Warm Fuzzies, the priest and me

As we all know the LDS church tells its' members to base their lives on the feelings of the spirit not on facts or rational argument. Since the early days of my enlightenment I have been able to see how flawed this is.

As I struggled with new found facts that conflicted with my feeling I faced a struggle between to sets of conditioning. One the Mormon set and one the secular set which demanded reasoned argument. My breaking point in terms of faith came when I realised that faith cannot withstand fact. That at some point the evidence against an idea could become so compelling that an alternative conclusion was outwith the bounds of rationality.

Having come to the decision that Mormonism could not possibly be true based on the evidence presented and that to have continued to believe, in-spite of the facts, would be irrational, I have not really looked for nor stumbled into any alternative faith. However I have had religious experiences since my departure from the LDS church.

For several months after my departure, whilst still hesitant about my decision I lived with my Grandmother. My Grandmother is a life long Catholic, and over the years had educated herself in her faith. I consider her to understand Catholicism better than most. So many catholics fail to realise that they belong to a church based on a coherent theology that has been built up over thousands of years. Instead of seeking that out they get caught up in the superstitious and outward elements of the faith. Not dis-similar to the way many Mormons are - appearances being everything.

For months I attended Mass with her and actually quite enjoyed it. I enjoyed actually hearing about the teaching of Christ who at the very least has an inspiring philosophy even if I cannot decide if I can believe he is the son of god. It was refreshing to hear about his teachings and not those of a bigoted hick with masturbation on the mind or some other LDS prophet. I did start to take some comfort in the rituals too, I don't know what it is about human nature but rituals do seem to do something for many of us.

I noticed how I felt the same warm fuzzies that I always thought had been the spirit at mass. My Mormon thought patterns told me that this was because they must have been talking about something true, but even when discussing things which the LDS church oppose, like reciting the Nicene Creed I felt the same fuzzies. Brilliant I thought, and took this as evidence that warm fuzzies meant nothing, a position I still hold.

A further confirmation of my anti fuzzies resolve came last week. I was visiting a friend from uni. The last time I had seen her was on her wedding day, about a year ago. At the wedding I again felt these fuzzies. The wedding was a full Wedding Mass led by my friend's parish priest. His performance was wonderful, aided by the choir that my friend and her husband had hired for the ocassion.

The Priest who I thought was so wonderful is sitting in the dock of the High Court in Edinburgh being cross examined over the murder of a young polish woman who had been living at the priest's church. He admitted to having has sex with the girl, to being an alcholic and having had numerous affairs. As it turns out the prist was not the murderer, but his actions and reactions surrounding the murder in his church were less than valient and not befitting a man of the cloth. It was his negligence and his refusual to look into the backgrounds of those to whom he opened his doors which led to this death.

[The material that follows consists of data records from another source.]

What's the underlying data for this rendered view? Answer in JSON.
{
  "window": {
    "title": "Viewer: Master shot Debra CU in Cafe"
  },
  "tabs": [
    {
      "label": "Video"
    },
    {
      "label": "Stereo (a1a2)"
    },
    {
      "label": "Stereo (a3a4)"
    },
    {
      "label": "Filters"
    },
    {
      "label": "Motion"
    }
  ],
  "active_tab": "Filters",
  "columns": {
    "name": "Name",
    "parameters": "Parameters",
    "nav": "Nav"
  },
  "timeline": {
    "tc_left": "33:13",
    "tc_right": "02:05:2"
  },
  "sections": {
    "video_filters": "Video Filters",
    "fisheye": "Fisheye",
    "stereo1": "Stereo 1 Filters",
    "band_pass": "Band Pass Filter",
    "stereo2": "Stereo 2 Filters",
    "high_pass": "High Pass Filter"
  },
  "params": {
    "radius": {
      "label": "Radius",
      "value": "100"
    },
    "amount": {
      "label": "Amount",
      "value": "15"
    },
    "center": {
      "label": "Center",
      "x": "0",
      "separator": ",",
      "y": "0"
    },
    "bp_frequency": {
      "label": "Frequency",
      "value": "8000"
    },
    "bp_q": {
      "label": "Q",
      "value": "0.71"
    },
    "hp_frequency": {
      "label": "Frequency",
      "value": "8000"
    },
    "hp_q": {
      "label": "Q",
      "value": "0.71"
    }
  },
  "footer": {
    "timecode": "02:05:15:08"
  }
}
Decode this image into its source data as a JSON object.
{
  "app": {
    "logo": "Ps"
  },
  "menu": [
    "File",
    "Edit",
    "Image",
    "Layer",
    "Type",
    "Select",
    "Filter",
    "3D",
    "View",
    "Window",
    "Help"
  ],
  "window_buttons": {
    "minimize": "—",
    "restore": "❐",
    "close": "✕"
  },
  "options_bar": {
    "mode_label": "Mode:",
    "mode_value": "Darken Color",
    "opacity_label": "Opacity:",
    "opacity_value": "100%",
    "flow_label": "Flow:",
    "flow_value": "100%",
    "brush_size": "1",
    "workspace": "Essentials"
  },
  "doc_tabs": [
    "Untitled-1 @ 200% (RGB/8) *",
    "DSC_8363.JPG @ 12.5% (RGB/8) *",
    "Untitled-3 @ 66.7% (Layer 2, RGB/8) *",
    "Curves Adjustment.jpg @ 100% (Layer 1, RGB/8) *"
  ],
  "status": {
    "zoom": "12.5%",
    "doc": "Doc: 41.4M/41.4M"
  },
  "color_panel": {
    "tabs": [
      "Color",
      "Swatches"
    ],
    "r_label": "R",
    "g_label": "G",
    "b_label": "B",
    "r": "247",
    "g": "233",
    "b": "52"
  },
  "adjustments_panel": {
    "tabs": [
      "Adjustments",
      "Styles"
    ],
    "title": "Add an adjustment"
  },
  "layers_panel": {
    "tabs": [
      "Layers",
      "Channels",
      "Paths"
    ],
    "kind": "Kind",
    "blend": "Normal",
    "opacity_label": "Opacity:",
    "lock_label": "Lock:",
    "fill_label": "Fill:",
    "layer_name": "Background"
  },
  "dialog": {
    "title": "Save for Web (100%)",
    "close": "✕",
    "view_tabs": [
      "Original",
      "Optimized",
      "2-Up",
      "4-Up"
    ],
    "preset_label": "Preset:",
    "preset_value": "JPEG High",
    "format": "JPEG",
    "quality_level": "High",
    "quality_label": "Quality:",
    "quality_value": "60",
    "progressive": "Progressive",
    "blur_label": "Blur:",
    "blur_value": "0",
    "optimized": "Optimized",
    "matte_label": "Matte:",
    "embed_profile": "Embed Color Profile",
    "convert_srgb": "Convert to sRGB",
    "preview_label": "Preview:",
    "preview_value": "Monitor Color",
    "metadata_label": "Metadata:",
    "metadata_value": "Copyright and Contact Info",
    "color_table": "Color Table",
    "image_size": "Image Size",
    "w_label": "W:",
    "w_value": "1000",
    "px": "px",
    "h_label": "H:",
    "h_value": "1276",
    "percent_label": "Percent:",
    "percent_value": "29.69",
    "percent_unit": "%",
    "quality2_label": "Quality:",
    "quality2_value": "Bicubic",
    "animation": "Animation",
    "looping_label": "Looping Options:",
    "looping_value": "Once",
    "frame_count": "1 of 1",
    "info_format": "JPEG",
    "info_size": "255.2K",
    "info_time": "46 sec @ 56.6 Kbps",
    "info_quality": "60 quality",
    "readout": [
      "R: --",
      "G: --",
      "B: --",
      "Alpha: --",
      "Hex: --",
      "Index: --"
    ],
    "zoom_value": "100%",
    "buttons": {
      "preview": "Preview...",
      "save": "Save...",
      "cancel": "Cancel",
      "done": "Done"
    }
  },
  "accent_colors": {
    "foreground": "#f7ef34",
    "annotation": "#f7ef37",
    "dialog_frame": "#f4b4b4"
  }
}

All the events took mentioned in court happened around the time of the wedding. My friend even joked last week that now she knows why he was so late for the ceremony. So my point is that the warm fuzzies show nothing. If I can get warm fuzzies from a wedding mass from a man not maintaining his vows and who's behaviour surrounding a murder was suspect to say the least then it shows nothing.

Feelings are unreliable, clouded by emotion and certainly not influenced by god. They can be manipulated by the silver tongued and through flattery, or even in the case of this priest, and Joseph Smith, by a good showman.